Предлагаемый способ решения данной задачи заключается в следующем. Из культуры клеток глиомы выделяют тотальную РНК, проводят реакцию обратной транскрипции для синтеза первой цепи к-ДНК. Определяют уровень экспрессии следующих генов: NOTCH2, TUBB3, GDNF, SOX2, CDK4, PDGFA1, NANOG, MDM2. Проводят расчет степени злокачественности клеток в культуре по формуле:The proposed method for solving this problem is as follows. From the culture of glioma cells, total RNA is isolated, a reverse transcription reaction is carried out to synthesize the first strand of c-DNA. The expression level of the following genes is determined: NOTCH2, TUBB3, GDNF, SOX2, CDK4, PDGFA1, NANOG, MDM2. Calculate the degree of malignancy of cells in culture according to the formula:
y=1,842+0,118×Х1-0,2×Х2+0,091×Х3+0,012×Х4+0,072×Х5-0,12×Х6+0,051×Х7+0,047×Х8,y=1.842+0.118×X 1 -0.2×X 2 +0.091×X 3 +0.012×X 4 +0.072×X 5 -0.12×X 6 +0.051×X 7 +0.047×X 8 ,
гдеwhere
X1 - экспрессия гена NOTCH2;X 1 - expression of the NOTCH2 gene;
Х2 - экспрессия гена TUBB3;X 2 - expression of the TUBB3 gene;
Х3 - экспрессия гена GDNF; X 3 - expression of the GDNF gene;
Х4 - экспрессия гена SOX2; X 4 - expression of the SOX2 gene;
Х5 - экспрессия гена CDK4; X 5 - expression of the CDK4 gene;
Х6 - экспрессия гена PDGFA1; X 6 - expression of the PDGFA1 gene;
Х7 - экспрессия гена NANOG; X 7 - NANOG gene expression;
Х8 - экспрессия гена MDM2;X 8 - expression of the MDM2 gene;
при значениях y меньше 2,5 степень злокачественности культуры соответствует Grade II, при значениях y больше 2,5, но меньше 3,5 степень злокачественности культуры соответствует Grade III, при значении y больше 3,5 степень злокачественности культуры соответствует Grade IV.with values of y less than 2.5, the degree of malignancy of the culture corresponds to Grade II, with values of y greater than 2.5, but less than 3.5, the degree of malignancy of the culture corresponds to Grade III, with a value of y greater than 3.5, the degree of malignancy of the culture corresponds to Grade IV.

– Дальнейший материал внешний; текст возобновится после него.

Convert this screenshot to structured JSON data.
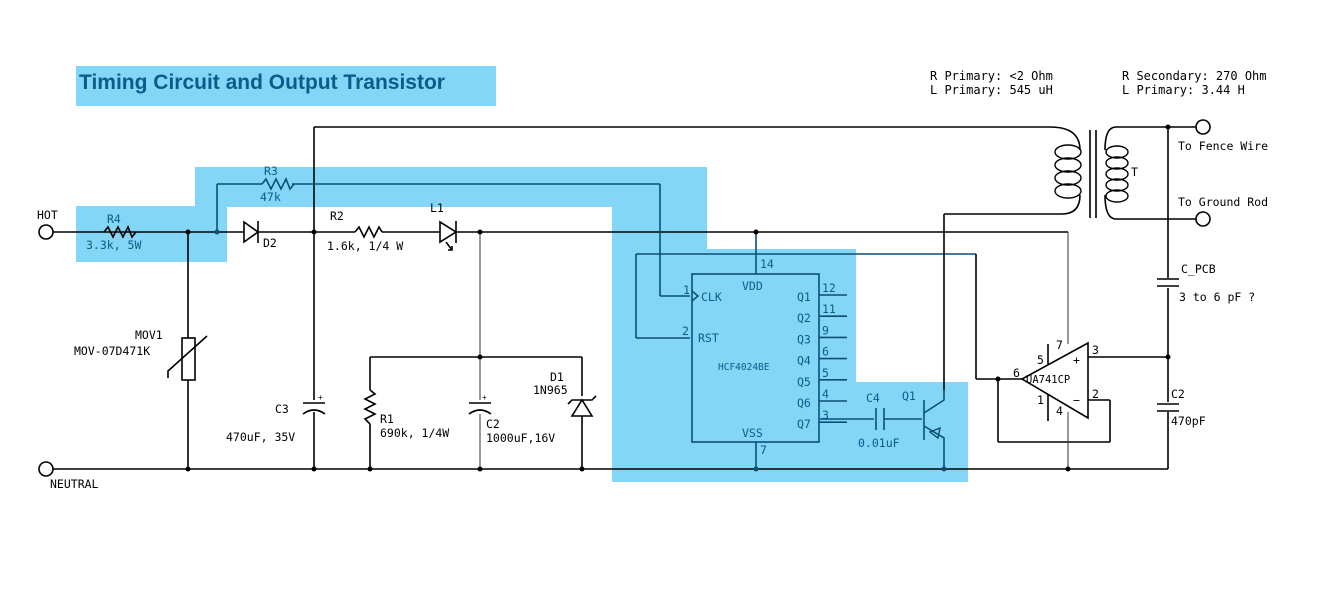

Для проверки адекватности выбора маркерных генов и для выведения формулы расчета злокачественности клеток мы провели исследование на 27 культурах глиом.To test the adequacy of the choice of marker genes and to derive a formula for calculating cell malignancy, we conducted a study on 27 glioma cultures.
Культуры глиом получали из тканей глиальных опухолей головного мозга человека. Материал биоптатов тканей глиомы был получен при операциях по резекции опухолей. Культуры разбили на три группы по степени злокачественности. Критерием отнесения к той или иной группе служило заключение морфологического исследования опухоли. К группе злокачественности Grade II относили культуры от пациентов с диагнозом диффузная астроцитома, группу Grade III составляли культуры от пациентов с диагнозами анапластическая астроцитома и олигодендроглиома Grade III. Группа Grade IV - это культуры, полученные из глиобластомы.Glioma cultures were obtained from tissues of human brain glial tumors. The material of biopsy specimens of glioma tissues was obtained during tumor resection operations. Cultures were divided into three groups according to the degree of malignancy. The criterion for assignment to one or another group was the conclusion of the morphological study of the tumor. Grade II malignancy group included cultures from patients diagnosed with diffuse astrocytoma, Grade III group consisted of cultures from patients diagnosed with anaplastic astrocytoma and Grade III oligodendroglioma. Grade IV group are cultures derived from glioblastoma.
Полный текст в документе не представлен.